Refractive Index and its Determination

We determine R.I. in PPL by comparing a mineral grain to a substance of known R.I. (usually the epoxy/cement, n ≈ 1.54). This test is called the Becke Line Test.

The Becke Line is a bright halo of light that appears at the boundary of two substances with different R.I.s.

Becke Line Rule: When you lower the stage (or increase focal distance), the Becke line will move into the substance with the HIGHER Refractive Index.

• If the Becke line moves *into* the mineral grain, the mineral has a higher R.I. than the epoxy.
• If the Becke line moves *out of* the mineral grain (into the epoxy), the mineral has a lower R.I. than the epoxy.

This tells you if the mineral has high or low relief.

Types of Extinction and Extinction Angle

Extinction is the black-out position for an anisotropic mineral in XPL. This happens when the mineral's vibration directions are aligned parallel to the N-S and E-W crosshairs of the microscope.

The Extinction Angle is the angle between a crystal's cleavage (or long axis) and its extinction position.

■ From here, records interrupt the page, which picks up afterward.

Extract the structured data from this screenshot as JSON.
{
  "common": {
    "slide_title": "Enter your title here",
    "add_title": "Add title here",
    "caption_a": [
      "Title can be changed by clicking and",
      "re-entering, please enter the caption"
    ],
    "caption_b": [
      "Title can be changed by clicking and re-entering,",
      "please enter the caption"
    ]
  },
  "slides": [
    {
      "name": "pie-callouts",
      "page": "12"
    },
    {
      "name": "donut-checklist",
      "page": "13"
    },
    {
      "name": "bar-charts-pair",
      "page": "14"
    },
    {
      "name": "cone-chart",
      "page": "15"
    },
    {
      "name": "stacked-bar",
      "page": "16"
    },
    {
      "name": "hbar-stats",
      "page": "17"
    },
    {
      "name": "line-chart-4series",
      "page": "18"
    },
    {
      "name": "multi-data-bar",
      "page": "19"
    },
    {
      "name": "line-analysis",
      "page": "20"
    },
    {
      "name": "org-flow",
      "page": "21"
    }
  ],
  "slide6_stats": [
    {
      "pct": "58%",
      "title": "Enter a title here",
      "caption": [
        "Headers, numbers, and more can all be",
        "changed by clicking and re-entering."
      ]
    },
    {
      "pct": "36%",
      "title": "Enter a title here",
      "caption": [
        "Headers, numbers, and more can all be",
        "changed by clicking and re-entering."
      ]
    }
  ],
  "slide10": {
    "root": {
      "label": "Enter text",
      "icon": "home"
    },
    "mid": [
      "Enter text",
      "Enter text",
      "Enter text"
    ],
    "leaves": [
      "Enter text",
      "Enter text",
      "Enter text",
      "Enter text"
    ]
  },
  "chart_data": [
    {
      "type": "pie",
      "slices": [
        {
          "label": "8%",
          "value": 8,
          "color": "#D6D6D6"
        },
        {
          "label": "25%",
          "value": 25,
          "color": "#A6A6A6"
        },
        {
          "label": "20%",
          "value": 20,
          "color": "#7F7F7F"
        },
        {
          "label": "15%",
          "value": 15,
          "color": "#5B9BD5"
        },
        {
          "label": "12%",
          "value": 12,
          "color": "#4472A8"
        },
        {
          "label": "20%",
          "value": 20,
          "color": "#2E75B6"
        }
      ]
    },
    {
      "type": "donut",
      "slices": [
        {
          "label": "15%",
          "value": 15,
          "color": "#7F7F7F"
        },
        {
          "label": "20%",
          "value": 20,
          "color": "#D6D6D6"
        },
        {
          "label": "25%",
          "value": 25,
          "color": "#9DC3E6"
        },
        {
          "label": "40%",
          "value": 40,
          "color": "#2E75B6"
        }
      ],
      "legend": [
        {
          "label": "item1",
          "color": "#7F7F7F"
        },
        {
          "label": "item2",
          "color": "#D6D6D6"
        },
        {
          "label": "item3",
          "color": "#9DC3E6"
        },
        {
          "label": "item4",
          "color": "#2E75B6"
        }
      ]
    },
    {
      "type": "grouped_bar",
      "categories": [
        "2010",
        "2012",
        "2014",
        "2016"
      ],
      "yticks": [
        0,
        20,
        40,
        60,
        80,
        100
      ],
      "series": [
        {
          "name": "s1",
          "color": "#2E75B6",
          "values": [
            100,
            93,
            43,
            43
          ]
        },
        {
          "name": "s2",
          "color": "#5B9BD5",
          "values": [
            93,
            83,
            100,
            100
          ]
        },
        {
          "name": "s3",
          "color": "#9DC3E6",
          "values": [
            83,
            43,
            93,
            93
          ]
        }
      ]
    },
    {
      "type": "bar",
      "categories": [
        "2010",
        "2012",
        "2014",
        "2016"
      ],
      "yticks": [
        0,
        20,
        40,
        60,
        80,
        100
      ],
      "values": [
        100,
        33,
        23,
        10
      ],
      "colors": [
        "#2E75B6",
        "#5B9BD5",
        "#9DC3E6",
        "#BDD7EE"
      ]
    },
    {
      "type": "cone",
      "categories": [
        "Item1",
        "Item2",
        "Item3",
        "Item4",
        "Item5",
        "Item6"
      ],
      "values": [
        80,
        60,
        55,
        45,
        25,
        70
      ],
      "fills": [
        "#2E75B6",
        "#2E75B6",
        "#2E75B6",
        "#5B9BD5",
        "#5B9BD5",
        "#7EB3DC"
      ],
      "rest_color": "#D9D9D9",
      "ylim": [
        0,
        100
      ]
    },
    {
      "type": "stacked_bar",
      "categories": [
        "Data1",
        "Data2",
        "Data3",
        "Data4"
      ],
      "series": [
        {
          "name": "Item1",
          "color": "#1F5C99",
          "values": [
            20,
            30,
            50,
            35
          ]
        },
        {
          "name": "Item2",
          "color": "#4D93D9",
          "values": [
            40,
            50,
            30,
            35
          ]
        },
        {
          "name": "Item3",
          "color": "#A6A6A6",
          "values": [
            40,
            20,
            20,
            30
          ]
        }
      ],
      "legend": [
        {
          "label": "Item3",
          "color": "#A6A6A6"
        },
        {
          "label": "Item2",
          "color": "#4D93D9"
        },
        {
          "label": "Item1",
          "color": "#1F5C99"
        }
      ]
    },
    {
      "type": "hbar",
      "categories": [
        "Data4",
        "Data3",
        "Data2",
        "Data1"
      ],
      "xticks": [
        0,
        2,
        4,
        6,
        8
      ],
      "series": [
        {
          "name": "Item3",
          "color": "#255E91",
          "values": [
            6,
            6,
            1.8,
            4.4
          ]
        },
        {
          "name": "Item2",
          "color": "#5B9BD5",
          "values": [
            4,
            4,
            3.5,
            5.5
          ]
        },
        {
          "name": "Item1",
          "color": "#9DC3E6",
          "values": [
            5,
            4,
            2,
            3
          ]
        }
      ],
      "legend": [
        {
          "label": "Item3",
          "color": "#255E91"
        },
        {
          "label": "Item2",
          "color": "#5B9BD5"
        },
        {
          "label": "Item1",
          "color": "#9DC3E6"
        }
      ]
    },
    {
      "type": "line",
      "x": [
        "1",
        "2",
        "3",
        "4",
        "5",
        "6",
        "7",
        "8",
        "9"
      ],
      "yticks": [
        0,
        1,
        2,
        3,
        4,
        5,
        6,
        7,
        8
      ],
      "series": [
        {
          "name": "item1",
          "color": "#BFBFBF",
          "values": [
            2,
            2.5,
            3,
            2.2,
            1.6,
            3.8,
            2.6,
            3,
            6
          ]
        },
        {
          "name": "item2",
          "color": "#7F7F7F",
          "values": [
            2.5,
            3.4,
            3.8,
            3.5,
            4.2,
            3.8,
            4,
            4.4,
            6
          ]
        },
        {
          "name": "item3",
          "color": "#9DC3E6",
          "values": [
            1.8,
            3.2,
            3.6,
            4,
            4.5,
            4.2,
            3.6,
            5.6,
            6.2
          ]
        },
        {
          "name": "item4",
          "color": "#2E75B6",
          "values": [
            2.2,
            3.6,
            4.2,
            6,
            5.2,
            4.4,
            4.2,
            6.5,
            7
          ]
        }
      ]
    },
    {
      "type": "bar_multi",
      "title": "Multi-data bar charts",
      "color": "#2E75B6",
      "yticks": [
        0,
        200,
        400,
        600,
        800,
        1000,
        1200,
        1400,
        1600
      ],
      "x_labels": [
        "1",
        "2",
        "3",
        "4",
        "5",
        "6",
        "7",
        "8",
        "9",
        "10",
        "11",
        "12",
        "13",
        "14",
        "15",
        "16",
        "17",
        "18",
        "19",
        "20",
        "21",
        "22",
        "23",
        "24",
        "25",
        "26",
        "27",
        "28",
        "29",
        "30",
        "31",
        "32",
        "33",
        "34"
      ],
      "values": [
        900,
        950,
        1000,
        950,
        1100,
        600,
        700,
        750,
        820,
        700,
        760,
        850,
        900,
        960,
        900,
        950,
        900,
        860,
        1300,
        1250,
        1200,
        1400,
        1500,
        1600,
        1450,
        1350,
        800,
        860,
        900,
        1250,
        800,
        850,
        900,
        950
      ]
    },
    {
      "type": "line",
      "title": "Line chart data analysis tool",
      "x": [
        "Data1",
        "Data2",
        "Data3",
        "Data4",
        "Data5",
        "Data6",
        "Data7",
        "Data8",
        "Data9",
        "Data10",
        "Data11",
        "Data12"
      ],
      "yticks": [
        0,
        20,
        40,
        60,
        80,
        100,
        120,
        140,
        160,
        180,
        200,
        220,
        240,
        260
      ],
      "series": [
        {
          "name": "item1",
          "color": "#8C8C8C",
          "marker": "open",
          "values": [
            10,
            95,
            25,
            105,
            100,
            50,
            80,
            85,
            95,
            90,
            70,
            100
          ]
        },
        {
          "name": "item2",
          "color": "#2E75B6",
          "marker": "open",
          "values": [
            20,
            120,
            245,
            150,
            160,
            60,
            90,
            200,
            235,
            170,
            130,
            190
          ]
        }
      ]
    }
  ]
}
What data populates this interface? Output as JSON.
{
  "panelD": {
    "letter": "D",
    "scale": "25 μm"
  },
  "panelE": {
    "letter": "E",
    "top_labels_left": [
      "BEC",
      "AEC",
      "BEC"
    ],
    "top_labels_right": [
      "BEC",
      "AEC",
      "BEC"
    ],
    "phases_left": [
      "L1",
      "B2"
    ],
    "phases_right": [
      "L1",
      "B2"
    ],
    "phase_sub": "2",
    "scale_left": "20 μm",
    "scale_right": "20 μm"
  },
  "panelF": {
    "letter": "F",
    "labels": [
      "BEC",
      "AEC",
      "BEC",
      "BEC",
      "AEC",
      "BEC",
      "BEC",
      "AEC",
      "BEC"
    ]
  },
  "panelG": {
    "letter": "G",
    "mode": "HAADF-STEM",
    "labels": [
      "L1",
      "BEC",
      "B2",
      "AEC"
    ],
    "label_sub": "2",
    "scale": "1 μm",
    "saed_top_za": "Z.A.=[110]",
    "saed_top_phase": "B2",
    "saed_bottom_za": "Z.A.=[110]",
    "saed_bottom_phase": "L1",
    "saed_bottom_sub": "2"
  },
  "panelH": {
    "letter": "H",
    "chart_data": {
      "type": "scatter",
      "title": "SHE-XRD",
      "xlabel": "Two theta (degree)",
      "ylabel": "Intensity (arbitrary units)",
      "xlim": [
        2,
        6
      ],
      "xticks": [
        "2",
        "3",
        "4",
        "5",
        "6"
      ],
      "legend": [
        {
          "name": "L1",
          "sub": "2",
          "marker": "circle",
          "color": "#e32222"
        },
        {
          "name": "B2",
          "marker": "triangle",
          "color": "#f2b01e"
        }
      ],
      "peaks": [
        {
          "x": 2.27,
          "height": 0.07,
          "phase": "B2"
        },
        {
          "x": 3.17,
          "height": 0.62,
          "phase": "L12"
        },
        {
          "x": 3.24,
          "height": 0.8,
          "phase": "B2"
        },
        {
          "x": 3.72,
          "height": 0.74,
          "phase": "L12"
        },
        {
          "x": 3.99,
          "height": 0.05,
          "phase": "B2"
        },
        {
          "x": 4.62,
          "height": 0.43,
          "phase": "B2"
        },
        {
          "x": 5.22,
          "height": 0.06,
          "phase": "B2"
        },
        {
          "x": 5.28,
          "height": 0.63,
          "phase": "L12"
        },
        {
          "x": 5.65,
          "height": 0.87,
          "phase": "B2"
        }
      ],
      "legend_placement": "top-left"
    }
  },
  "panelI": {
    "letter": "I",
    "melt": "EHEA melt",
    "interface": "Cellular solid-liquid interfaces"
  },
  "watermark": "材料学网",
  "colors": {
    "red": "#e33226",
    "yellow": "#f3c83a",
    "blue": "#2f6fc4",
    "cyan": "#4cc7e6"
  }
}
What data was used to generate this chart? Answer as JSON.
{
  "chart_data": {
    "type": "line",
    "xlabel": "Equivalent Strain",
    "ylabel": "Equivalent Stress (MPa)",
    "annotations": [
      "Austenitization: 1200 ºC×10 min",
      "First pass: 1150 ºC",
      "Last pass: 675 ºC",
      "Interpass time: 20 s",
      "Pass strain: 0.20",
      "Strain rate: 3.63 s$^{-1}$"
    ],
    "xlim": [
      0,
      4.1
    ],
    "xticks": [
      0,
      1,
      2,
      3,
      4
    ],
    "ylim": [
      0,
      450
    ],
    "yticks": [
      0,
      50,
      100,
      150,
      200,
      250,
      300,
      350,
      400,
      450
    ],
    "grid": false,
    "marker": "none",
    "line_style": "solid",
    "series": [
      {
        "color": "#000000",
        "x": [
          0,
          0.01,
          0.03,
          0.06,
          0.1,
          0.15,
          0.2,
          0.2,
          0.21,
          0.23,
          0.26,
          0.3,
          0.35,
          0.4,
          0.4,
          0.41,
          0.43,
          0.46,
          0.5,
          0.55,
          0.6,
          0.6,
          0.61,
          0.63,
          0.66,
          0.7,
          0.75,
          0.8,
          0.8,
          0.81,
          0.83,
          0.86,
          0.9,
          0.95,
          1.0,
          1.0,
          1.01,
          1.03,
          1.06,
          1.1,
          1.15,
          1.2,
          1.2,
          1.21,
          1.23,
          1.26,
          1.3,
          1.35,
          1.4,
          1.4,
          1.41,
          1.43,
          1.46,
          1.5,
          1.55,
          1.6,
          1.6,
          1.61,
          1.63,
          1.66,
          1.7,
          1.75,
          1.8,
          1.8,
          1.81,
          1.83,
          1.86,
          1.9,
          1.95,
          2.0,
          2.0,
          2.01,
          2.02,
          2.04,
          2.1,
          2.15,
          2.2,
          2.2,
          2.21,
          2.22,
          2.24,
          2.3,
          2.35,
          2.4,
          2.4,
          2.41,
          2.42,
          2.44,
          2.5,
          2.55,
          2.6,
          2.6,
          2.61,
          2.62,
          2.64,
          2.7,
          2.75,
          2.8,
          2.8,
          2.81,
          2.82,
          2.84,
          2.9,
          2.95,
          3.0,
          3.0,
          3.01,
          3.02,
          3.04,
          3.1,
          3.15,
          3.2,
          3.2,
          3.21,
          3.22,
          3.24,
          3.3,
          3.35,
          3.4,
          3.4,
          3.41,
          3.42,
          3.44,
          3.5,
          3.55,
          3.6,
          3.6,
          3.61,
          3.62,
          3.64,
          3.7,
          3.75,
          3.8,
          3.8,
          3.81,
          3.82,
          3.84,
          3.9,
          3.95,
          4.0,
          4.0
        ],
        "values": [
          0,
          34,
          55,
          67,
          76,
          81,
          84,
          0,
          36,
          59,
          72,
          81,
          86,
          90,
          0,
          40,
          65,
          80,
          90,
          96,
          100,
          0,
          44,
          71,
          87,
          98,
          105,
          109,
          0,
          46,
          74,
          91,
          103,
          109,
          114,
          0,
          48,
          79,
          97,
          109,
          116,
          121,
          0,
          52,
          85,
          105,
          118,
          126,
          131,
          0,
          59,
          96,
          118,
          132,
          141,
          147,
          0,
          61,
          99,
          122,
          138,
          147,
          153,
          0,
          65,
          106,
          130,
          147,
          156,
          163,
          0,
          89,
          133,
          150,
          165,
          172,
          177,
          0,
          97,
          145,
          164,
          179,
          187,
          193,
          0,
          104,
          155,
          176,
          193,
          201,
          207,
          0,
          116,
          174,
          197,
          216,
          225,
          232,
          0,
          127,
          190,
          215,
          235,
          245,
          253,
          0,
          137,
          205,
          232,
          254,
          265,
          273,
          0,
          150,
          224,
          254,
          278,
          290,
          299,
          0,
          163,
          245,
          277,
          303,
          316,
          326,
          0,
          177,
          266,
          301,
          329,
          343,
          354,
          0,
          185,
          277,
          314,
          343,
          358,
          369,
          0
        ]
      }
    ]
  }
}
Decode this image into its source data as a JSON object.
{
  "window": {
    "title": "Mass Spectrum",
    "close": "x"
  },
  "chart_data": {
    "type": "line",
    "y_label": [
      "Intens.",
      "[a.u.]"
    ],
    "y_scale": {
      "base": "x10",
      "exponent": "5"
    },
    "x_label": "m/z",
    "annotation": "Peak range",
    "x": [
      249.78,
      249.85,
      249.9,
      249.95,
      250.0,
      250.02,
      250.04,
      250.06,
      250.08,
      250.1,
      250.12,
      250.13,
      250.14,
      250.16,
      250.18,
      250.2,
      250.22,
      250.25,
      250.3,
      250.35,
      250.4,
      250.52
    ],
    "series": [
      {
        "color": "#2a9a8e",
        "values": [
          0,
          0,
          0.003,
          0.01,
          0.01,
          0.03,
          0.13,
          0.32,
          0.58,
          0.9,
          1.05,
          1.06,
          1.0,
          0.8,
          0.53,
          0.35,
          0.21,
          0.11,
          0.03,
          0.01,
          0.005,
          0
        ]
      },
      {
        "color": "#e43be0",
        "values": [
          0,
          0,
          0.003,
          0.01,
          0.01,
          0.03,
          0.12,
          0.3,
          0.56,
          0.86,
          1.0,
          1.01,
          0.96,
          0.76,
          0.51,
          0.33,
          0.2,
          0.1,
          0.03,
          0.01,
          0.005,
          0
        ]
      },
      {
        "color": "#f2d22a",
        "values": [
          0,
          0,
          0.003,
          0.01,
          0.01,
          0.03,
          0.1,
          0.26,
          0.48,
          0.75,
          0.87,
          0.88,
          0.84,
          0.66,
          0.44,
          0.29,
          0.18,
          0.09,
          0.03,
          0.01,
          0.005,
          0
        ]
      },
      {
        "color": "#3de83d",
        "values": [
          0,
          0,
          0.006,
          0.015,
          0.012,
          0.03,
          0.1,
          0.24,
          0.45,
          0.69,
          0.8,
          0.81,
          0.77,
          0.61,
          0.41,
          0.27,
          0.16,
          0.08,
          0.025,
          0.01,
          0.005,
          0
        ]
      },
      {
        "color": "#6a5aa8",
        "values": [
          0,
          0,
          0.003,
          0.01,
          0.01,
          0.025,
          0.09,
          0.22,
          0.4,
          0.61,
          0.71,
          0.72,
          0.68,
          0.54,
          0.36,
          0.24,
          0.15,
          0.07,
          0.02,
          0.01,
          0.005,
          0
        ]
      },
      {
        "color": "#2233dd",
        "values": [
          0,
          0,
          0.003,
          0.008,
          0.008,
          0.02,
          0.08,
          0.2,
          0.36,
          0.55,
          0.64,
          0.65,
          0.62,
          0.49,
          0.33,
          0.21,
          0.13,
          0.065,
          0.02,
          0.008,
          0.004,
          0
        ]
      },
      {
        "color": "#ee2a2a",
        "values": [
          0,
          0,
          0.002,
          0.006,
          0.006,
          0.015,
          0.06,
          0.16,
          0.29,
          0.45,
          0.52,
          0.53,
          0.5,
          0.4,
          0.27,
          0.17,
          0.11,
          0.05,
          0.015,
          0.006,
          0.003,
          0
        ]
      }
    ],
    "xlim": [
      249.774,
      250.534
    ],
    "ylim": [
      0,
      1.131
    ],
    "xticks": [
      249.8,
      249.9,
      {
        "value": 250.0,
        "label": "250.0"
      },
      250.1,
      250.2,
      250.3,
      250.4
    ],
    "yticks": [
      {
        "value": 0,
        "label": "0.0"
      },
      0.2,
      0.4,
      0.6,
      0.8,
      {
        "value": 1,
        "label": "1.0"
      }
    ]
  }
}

This is a key diagnostic feature.

Types of Extinction:

1. Parallel Extinction: The mineral goes extinct when its cleavage or long axis is parallel to the crosshairs. (Extinction angle = 0°).
   • Example: Orthopyroxene, Muscovite.
2. Inclined Extinction: The mineral goes extinct when its cleavage or long axis is at an angle to the crosshairs.
   • Example: Clinopyroxene (Augite), Hornblende.
3. Symmetrical Extinction: The mineral goes extinct at an angle that bisects two cleavage directions.
   • Example: Amphibole (Hornblende) basal sections.

Optical Accessories

These are plates inserted into the accessory slot (above the objective) to help identify minerals, primarily by determining their "fast" and "slow" vibration directions.

Common Accessories:

• Gypsum Plate (or First-Order Red Plate):
  • Made of gypsum, it has a fixed retardation that produces a bright magenta/pink interference colour on its own.
  • When inserted, it adds or subtracts from the mineral's interference colour.
  • If colours go *up* (e.g., to blue), it's addition.
  • If colours go *down* (e.g., to yellow), it's subtraction. This is used to find the optic sign.
• Quartz Wedge:
  • A wedge of quartz with increasing thickness.
  • As it's inserted, it shows a "rainbow" of interference colours from 1st to 3rd/4th order.
  • Used to determine the *order* of a mineral's interference colour.
• Mica Plate:
  • Made of mica, it has a low (1st order white) retardation.
  • Used for minerals with very low birefringence (like quartz).